Emotional or psychological abuse is the neglect of a child’s emotional needs. Failure to provide children with proper emotional and psychological care can severely impact a child’s development and self-worth. Emotional abuse includes:
- Constant criticism
- Withholding love, support, or guidance
This can also include permitting children to use drugs or alcohol at an inappropriate age. Emotional abuse often goes unreported, as it’s difficult to prove. CPS is often unable to intervene without physical proof of harm or mental injury.

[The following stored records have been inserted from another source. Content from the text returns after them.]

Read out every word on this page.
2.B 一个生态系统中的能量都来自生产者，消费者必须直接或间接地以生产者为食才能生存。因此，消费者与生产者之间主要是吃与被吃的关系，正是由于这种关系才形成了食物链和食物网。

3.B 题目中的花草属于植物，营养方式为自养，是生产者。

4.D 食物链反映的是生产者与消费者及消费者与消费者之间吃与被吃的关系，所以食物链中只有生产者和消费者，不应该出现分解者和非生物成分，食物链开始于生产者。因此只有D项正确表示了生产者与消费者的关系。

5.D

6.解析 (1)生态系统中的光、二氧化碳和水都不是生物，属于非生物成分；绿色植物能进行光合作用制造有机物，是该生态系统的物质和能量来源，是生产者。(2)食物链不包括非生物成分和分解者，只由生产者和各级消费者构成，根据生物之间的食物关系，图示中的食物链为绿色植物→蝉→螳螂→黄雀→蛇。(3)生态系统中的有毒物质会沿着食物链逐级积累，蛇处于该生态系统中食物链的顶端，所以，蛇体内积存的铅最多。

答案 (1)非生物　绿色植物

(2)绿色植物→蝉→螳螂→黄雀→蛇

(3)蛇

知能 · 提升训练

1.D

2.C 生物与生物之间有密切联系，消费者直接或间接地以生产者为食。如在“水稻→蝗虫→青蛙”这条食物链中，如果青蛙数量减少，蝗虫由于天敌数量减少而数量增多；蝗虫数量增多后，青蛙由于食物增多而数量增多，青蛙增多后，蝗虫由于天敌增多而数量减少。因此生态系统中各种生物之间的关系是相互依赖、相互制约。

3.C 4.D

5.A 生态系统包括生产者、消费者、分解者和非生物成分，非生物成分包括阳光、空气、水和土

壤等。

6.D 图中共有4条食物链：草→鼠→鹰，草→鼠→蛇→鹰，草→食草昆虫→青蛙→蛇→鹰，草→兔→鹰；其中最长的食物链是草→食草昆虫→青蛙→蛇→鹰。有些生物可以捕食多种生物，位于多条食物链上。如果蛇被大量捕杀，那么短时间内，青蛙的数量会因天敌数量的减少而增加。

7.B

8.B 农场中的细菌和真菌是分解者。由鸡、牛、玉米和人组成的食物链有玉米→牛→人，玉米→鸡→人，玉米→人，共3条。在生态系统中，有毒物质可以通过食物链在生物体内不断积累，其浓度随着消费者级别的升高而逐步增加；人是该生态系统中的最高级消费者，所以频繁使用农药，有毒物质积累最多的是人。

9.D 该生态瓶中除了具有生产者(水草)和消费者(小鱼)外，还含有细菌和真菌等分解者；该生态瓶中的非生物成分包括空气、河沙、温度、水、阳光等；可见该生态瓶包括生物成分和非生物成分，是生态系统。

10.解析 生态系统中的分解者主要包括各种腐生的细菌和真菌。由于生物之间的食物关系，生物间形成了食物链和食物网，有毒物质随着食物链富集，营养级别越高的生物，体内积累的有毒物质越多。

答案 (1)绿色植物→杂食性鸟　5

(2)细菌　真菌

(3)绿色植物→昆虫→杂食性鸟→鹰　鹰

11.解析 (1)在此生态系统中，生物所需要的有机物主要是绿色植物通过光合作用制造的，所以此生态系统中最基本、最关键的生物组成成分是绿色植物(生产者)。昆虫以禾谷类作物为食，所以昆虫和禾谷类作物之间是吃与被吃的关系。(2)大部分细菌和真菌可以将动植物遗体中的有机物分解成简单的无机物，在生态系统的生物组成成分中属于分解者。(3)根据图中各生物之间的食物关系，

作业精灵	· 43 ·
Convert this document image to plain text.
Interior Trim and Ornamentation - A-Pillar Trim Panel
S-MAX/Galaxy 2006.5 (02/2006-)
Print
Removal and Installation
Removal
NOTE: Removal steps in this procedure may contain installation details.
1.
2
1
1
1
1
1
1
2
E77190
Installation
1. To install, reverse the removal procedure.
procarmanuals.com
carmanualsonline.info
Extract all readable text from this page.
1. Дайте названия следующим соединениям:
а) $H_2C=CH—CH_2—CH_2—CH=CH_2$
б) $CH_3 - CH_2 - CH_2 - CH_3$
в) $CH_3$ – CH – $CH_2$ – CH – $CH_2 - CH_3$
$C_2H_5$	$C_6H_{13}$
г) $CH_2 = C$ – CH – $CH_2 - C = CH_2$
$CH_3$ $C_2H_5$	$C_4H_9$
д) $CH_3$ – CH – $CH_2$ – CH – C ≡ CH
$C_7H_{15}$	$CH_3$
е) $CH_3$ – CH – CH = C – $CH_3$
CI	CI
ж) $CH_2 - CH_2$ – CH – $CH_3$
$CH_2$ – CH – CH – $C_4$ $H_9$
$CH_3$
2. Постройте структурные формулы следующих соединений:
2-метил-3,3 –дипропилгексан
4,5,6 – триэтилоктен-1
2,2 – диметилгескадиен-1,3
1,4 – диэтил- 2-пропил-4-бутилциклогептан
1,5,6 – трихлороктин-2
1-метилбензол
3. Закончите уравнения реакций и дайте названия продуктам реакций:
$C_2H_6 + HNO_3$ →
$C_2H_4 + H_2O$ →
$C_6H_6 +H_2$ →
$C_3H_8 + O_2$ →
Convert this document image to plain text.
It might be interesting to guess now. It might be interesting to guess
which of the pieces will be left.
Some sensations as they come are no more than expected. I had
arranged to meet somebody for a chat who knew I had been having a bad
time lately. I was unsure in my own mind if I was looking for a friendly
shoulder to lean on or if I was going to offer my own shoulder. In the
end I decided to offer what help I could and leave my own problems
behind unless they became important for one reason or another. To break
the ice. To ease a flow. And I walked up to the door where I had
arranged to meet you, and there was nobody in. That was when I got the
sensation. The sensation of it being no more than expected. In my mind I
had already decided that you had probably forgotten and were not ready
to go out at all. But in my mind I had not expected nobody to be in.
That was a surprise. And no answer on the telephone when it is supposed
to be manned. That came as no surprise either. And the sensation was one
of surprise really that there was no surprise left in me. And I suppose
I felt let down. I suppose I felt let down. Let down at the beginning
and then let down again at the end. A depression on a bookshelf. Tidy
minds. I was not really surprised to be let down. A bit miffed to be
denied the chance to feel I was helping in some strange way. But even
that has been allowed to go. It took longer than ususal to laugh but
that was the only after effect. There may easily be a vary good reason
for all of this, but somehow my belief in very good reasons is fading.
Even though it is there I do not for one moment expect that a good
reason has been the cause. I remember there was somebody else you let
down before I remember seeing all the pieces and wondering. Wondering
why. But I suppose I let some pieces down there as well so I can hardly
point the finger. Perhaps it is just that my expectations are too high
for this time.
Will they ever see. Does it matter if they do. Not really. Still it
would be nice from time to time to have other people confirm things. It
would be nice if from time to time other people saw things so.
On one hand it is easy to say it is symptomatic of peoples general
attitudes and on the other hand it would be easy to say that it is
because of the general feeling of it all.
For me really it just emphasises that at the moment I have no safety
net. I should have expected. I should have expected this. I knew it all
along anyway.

This is why it’s important for witnesses to have detailed accounts of interactions of emotional neglect. If you believe a child is being emotionally abused, speak with them candidly about their relationship with the alleged abuser.
Sexual abuse is having or encouraging children to participate or assist in any kind of sexual conduct. This abuse is very difficult for a witness to comprehend and process. Some common signs of sexual abuse include:
- Indecent exposure
- Fondling or touching a child’s genitals
- Permitted statutory rape
Any kind of sexual exploitation or permitted sexual exploitation by an adult is sexual abuse.
Neglect can include a number of behaviours by guardians and caregivers on a physical, emotional, or sexual level of abuse. This may include:
- Failure to provide proper shelter or supervision
- Failure to provide medical or mental health treatments
- Withholding education or special needs care
- Withholding food, medicine, or care
- Exposing a child to physical, emotional, or sexual harm and abuse
A child is considered abandoned when the whereabouts or identity of a parent or caregiver is unknown. Some states have Safe Haven laws for parents or caregivers to forego care. Caregivers can relinquish custody if they are unable to properly provide for a child.